Every Style LSP: Harness Engineering for AI Writing Agents
On building infrastructure that encodes signals for AI agents, instead of burying rules in prompts—illustrated through an LSP I built for Every's style guide.
During Every's think week in January, I built Dan Shipper and the team a Language Server Protocol server – one that encodes their style guide as structured diagnostic rules and delivers those signals to AI agents responsible for making edits.
The difference in practice is instructive. An AI operating without the LSP identified 22 issues. An AI operating with it considered 116 signals and produced 27 targeted edits. Dan's first question was the right one: what is the advantage of an LSP over a subagent equipped with a prompt, some tools, and regular expressions?

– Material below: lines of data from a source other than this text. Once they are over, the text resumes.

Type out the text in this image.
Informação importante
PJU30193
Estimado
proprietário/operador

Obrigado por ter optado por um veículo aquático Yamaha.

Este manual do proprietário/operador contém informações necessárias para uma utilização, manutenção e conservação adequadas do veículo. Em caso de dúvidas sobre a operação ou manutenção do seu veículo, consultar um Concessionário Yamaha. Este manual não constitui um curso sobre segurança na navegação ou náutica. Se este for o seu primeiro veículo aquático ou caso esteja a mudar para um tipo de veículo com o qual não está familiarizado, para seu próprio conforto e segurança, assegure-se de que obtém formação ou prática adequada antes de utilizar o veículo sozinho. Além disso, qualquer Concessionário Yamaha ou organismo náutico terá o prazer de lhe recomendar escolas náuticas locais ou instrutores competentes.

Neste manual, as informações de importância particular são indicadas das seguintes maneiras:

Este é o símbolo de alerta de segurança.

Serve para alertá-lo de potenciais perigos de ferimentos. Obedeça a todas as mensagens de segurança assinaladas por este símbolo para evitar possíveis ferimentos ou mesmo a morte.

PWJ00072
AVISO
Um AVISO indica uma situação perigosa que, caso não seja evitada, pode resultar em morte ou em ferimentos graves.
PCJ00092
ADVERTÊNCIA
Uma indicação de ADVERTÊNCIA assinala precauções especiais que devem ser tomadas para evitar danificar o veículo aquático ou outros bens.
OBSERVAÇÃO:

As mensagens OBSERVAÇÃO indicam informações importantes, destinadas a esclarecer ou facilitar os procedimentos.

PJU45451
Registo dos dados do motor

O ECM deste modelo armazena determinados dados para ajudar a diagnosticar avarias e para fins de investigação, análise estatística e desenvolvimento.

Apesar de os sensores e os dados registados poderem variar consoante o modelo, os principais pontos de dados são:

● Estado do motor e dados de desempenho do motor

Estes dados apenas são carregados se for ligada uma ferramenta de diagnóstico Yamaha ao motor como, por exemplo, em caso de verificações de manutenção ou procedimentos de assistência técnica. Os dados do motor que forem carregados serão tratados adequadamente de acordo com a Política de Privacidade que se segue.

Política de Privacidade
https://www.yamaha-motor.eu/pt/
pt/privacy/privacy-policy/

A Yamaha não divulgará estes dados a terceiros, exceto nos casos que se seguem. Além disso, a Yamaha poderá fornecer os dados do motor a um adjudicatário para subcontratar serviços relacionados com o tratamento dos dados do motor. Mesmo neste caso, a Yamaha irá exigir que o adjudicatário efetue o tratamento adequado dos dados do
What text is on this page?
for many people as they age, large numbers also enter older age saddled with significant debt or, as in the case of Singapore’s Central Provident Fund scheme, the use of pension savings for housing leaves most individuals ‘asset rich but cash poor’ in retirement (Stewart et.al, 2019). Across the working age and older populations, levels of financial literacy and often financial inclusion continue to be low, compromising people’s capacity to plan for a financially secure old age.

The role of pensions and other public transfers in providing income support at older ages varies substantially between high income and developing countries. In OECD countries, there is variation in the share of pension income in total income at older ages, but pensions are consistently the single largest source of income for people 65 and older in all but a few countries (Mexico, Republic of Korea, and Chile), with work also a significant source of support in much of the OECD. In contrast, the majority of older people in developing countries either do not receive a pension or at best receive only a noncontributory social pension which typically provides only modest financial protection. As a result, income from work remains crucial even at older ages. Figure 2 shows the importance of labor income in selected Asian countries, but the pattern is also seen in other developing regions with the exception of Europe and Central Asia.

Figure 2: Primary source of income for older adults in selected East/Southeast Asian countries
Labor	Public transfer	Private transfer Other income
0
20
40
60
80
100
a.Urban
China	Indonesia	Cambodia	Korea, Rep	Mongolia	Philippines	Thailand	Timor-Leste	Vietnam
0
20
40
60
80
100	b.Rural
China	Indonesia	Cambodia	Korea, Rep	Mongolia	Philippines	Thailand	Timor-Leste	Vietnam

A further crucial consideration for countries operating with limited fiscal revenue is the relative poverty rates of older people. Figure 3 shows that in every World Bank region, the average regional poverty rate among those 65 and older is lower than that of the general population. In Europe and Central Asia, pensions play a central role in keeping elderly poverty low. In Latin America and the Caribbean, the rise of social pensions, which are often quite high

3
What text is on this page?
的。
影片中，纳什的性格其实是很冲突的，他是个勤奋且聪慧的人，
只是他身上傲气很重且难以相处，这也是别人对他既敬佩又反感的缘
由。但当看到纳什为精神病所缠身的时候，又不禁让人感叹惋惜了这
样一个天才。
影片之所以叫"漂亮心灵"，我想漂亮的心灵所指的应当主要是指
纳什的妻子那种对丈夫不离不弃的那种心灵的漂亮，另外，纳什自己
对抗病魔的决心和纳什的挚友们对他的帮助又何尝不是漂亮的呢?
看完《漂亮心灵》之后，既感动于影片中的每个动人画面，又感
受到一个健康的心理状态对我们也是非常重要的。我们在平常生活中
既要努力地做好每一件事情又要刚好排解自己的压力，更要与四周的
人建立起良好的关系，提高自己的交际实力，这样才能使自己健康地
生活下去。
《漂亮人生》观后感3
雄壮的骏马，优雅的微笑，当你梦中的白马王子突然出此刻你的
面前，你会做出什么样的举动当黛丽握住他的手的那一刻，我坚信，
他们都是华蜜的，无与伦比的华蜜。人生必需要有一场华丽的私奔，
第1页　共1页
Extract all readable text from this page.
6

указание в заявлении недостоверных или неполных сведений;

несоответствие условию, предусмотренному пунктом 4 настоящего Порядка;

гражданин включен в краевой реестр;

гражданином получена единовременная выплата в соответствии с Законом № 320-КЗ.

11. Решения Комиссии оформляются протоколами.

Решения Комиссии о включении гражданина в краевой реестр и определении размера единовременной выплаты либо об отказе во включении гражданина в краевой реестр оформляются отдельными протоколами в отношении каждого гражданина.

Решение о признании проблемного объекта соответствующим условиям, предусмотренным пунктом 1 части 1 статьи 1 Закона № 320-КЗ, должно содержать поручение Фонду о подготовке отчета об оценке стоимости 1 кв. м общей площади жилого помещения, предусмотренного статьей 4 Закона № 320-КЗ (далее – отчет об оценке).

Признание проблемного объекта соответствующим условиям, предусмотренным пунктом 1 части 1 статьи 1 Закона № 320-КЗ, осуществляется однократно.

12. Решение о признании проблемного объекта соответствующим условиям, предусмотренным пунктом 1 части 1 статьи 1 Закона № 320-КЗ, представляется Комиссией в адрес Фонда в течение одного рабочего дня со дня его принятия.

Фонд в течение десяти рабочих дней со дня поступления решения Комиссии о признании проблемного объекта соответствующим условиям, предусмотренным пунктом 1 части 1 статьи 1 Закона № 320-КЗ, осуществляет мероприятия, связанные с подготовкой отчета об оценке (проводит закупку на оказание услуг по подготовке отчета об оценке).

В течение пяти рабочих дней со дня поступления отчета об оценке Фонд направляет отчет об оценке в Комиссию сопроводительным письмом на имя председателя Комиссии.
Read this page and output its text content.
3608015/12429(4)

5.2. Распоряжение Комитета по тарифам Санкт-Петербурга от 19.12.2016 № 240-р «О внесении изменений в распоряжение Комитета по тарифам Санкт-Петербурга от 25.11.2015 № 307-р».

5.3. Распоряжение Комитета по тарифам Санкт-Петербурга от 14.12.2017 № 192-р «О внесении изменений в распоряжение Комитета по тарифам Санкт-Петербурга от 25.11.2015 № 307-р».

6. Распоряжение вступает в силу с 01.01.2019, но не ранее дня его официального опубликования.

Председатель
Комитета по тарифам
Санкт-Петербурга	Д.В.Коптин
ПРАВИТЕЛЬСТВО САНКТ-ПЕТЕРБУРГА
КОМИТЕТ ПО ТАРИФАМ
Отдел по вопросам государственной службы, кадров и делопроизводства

The answer to that question encompasses what I have started calling harness engineering – and it represents one of the more underexplored approaches in applied AI infrastructure today.
The Core Principle
Prompts carry a cost that extends beyond token expenditure. When a model is asked to hold 38 distinct style rules in attention while simultaneously editing prose, it is competing against the full weight of its prior training for the allocation of that attention. Some rules are applied reliably. Others are not. The rules that surface most consistently tend to be those that coincide with patterns the model has encountered at high frequency – not necessarily the rules that matter most for a given style guide.
Harness engineering offers a structural alternative: encode the rules into the environment the model operates within, rather than into the model's attention. The environment generates signals; the model responds to them. This is a meaningful architectural distinction.
It is important to note that this approach is already well-established in software development. Linters, type checkers, and formatters do not rely on a model to remember a style guide. They instrument the environment to produce structured findings, and the model acts on those findings. English writing is governed by a different set of rules; there is no reason the same principle cannot be applied.
Why LSP Rather Than a Subagent
A subagent architecture – discrete agents scanning for number formatting violations, checking punctuation, flagging adverbs – is a valid approach and one that would function. However, the LSP model encompasses several structural advantages that such an approach does not.
Existing infrastructure. Claude Code, OpenCode, and editors broadly already speak LSP. The models operating within these environments have been trained to act on diagnostic signals. Deploying a single server makes it available everywhere the protocol is understood, without requiring the construction of a new interface. To this end, the LSP approach leverages infrastructure that already exists rather than mandating the development of a parallel one.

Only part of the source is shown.